Were it set across the English Channel, Paddy Considine's stunning directorial debut "Tyrannosaur", which he also wrote, could just as easily have been directed by the Dardenne Brothers or Bruno Dumont. It's a film about lives barely lived at the very bottom of the barrel. It's deeply harrowing but also cathartic and ultimately strangely redemptive. It's also a love story about two people whose lives seem blighted never to be touched by that emotion or that feeling.

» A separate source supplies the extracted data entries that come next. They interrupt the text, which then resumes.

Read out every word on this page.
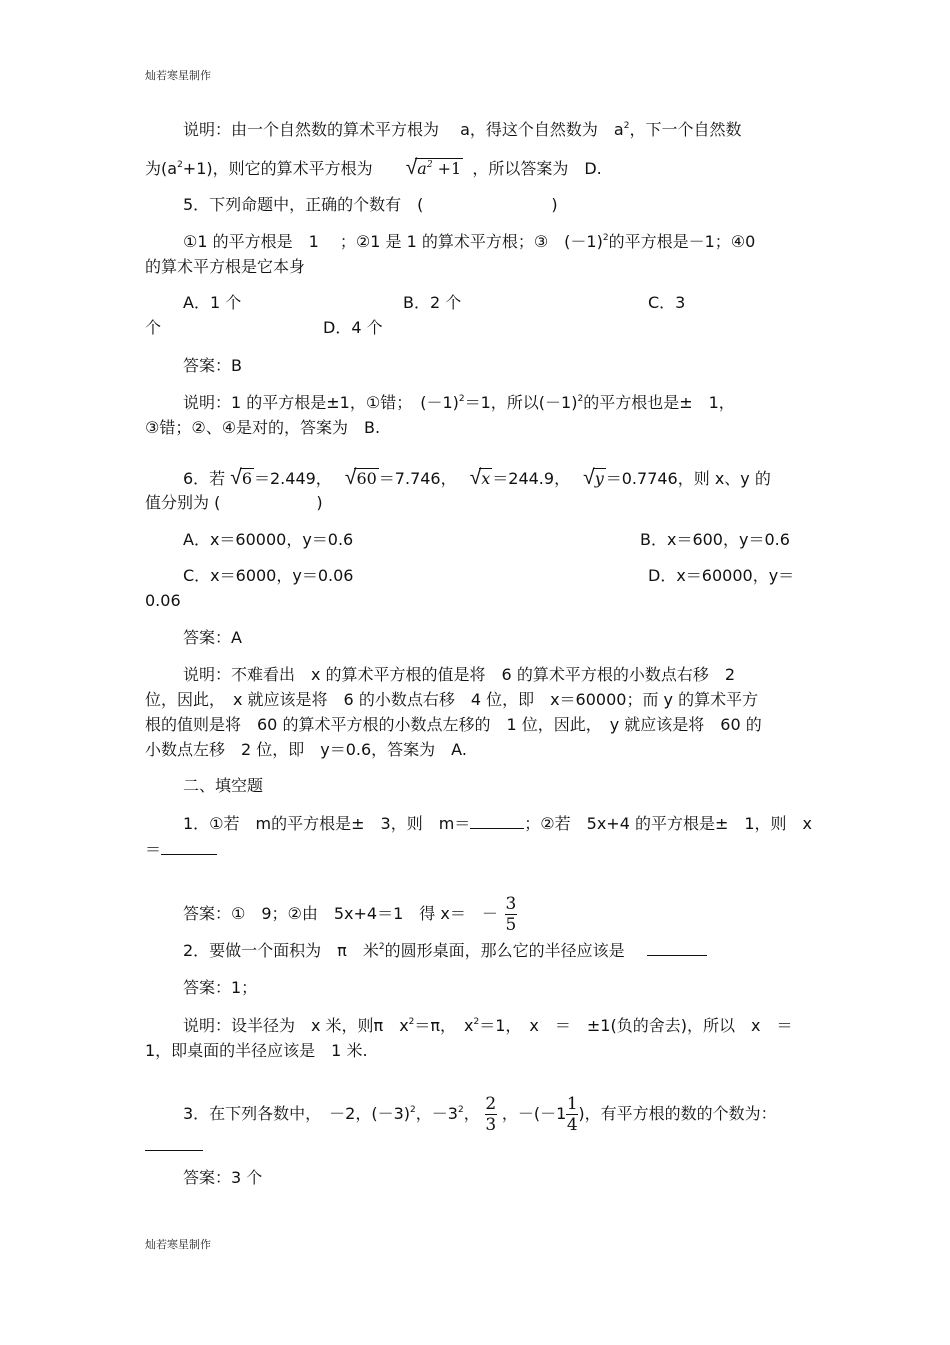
灿若寒星制作
说明：由一个自然数的算术平方根为　 a，得这个自然数为　$a^2$，下一个自然数
为$(a^2+1)$，则它的算术平方根为 $√a^2 +1$ ，所以答案为　D.
5．下列命题中，正确的个数有　(　　　　　　　　)
①1 的平方根是　1　 ；②1 是 1 的算术平方根；③　$(-1)^2$的平方根是－1；④0
的算术平方根是它本身
A．1 个	B．2 个	C．3
个	D．4 个
答案：B
说明：1 的平方根是±1，①错；　$(-1)^2=1$，所以$(-1)^2$的平方根也是±　1，
③错；②、④是对的，答案为　B.
6．若 √6 ＝2.449， √60 ＝7.746， √x ＝244.9， √y ＝0.7746，则 x、y 的
值分别为 (　　　　　　)
A．x＝60000，y＝0.6	B．x＝600，y＝0.6
C．x＝6000，y＝0.06	D．x＝60000，y＝
0.06
答案：A
说明：不难看出　x 的算术平方根的值是将　6 的算术平方根的小数点右移　2
位，因此，　x 就应该是将　6 的小数点右移　4 位，即　x＝60000；而 y 的算术平方
根的值则是将　60 的算术平方根的小数点左移的　1 位，因此，　y 就应该是将　60 的
小数点左移　2 位，即　y＝0.6，答案为　A.
二、填空题
1．①若　m的平方根是±　3，则　m＝	；②若　5x+4 的平方根是±　1，则　x
＝
答案：①　9；②由　5x+4＝1　得 x＝　－ $\frac{3}{5}$
2．要做一个面积为　π　米$^2$的圆形桌面，那么它的半径应该是
答案：1；
说明：设半径为　x 米，则π　$x^2=\pi$，　$x^2=1$，　x　＝　±1(负的舍去)，所以　x　＝
1，即桌面的半径应该是　1 米.
3．在下列各数中，　－2，$(-3)^2$，$-3^2$， $\frac{2}{3}$ ，$-(-1 \frac{1}{4}$ )，有平方根的数的个数为：
答案：3 个
灿若寒星制作
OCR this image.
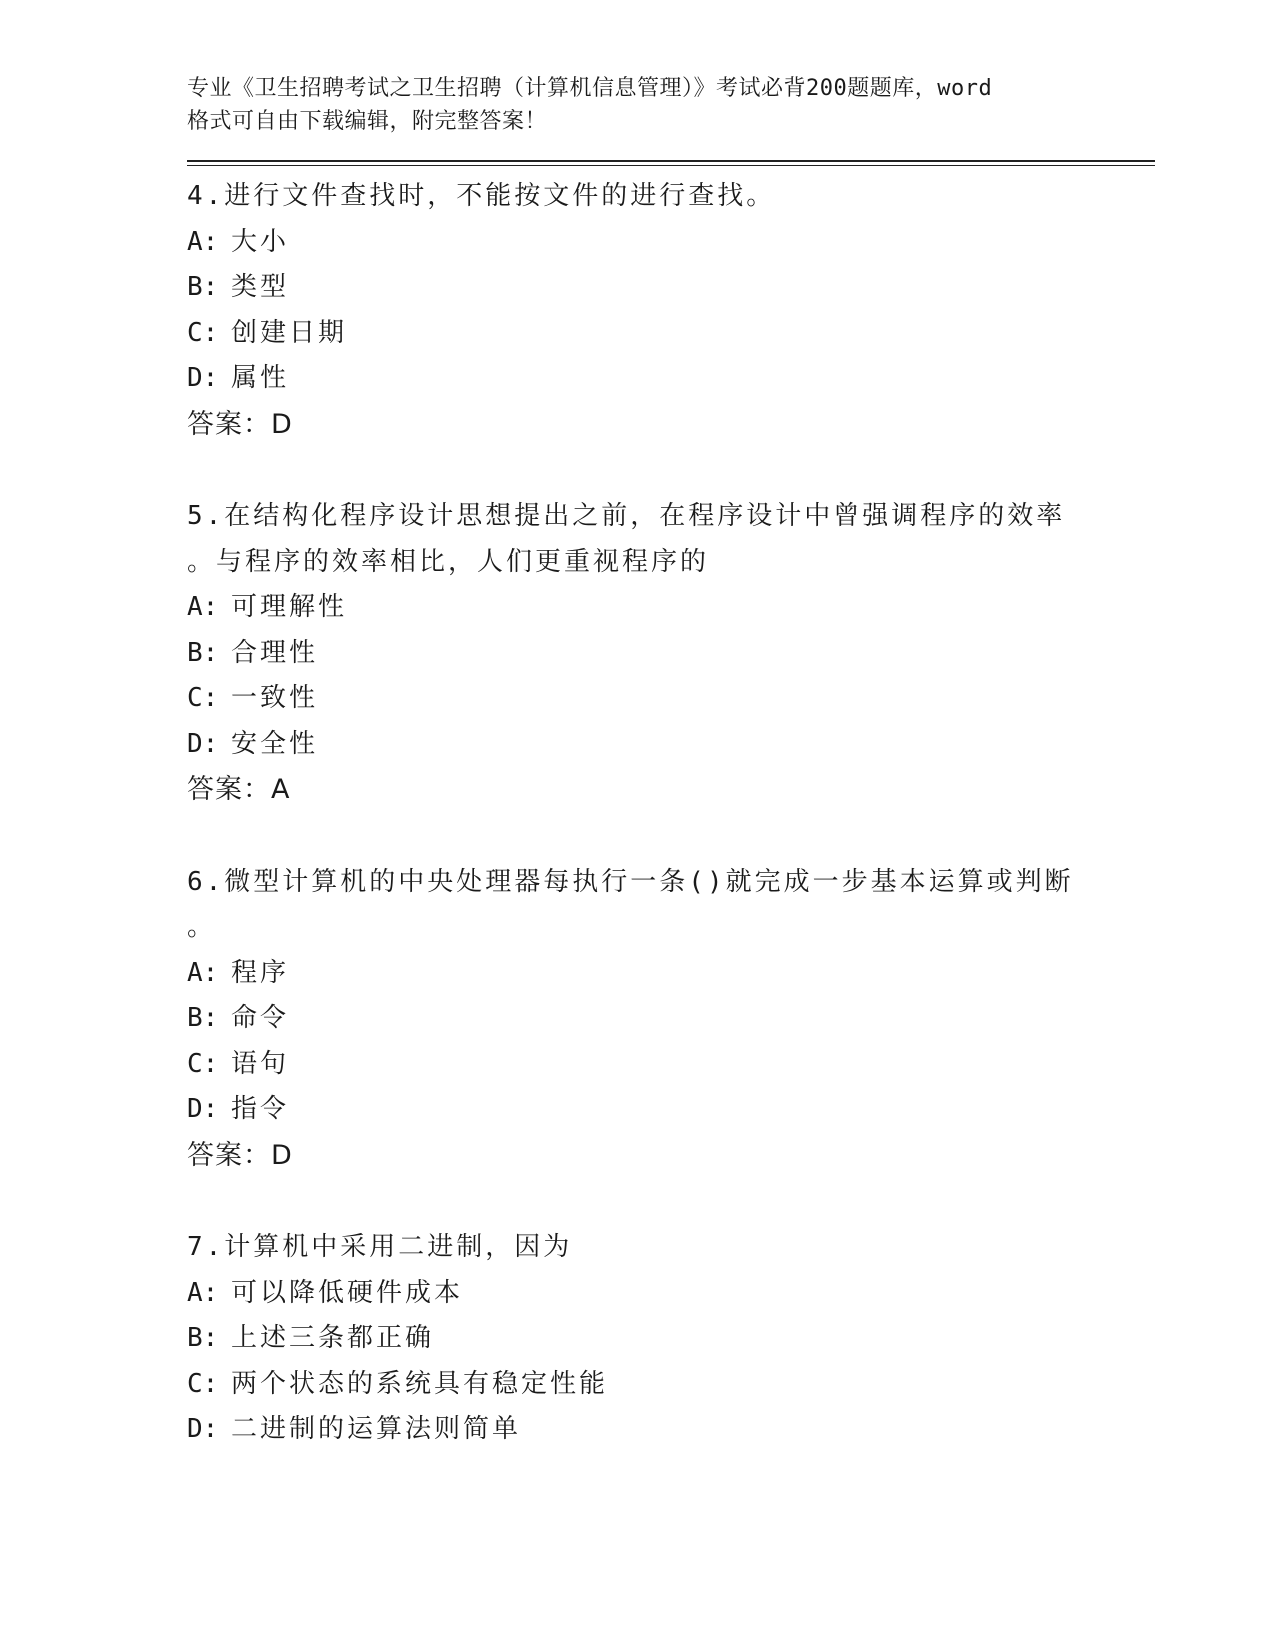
专业《卫生招聘考试之卫生招聘（计算机信息管理）》考试必背200题题库，word
格式可自由下载编辑，附完整答案！
4.进行文件查找时，不能按文件的进行查找。
A: 大小
B: 类型
C: 创建日期
D: 属性
答案：D
5.在结构化程序设计思想提出之前，在程序设计中曾强调程序的效率
。与程序的效率相比，人们更重视程序的
A: 可理解性
B: 合理性
C: 一致性
D: 安全性
答案：A
6.微型计算机的中央处理器每执行一条()就完成一步基本运算或判断
。
A: 程序
B: 命令
C: 语句
D: 指令
答案：D
7.计算机中采用二进制，因为
A: 可以降低硬件成本
B: 上述三条都正确
C: 两个状态的系统具有稳定性能
D: 二进制的运算法则简单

Its central characters are a hard-drinking Scot wallowing in self-pity and a hatred of almost everyone and everything around him, except perhaps the abused kid across the road, and the soft-spoken, pragmatic woman into whose charity shop he stumbles one day. They are played magnificently by Peter Mullan and Olivia Coleman. Equally good is Eddie Marsan, unusually cast against type, as the woman's despicable, abusive husband who thinks nothing of urinating over his sleeping wife. These are the kind of people the cinema tends to ignore and they are not really the kind of people we would choose to hang out with but Considine gives them to us in all their flawed, bitter humanity. In particular, he allows us to see into the battered souls of Mullan and Colman which makes the horrors he presents at least bearable. This is certainly not the easiest film to watch but it is hugely rewarding. Neither is it the kind of film that wins Oscars; the Academy could never handle anything this raw, yet it is essential viewing nevertheless. It's one of the best films I've seen this year.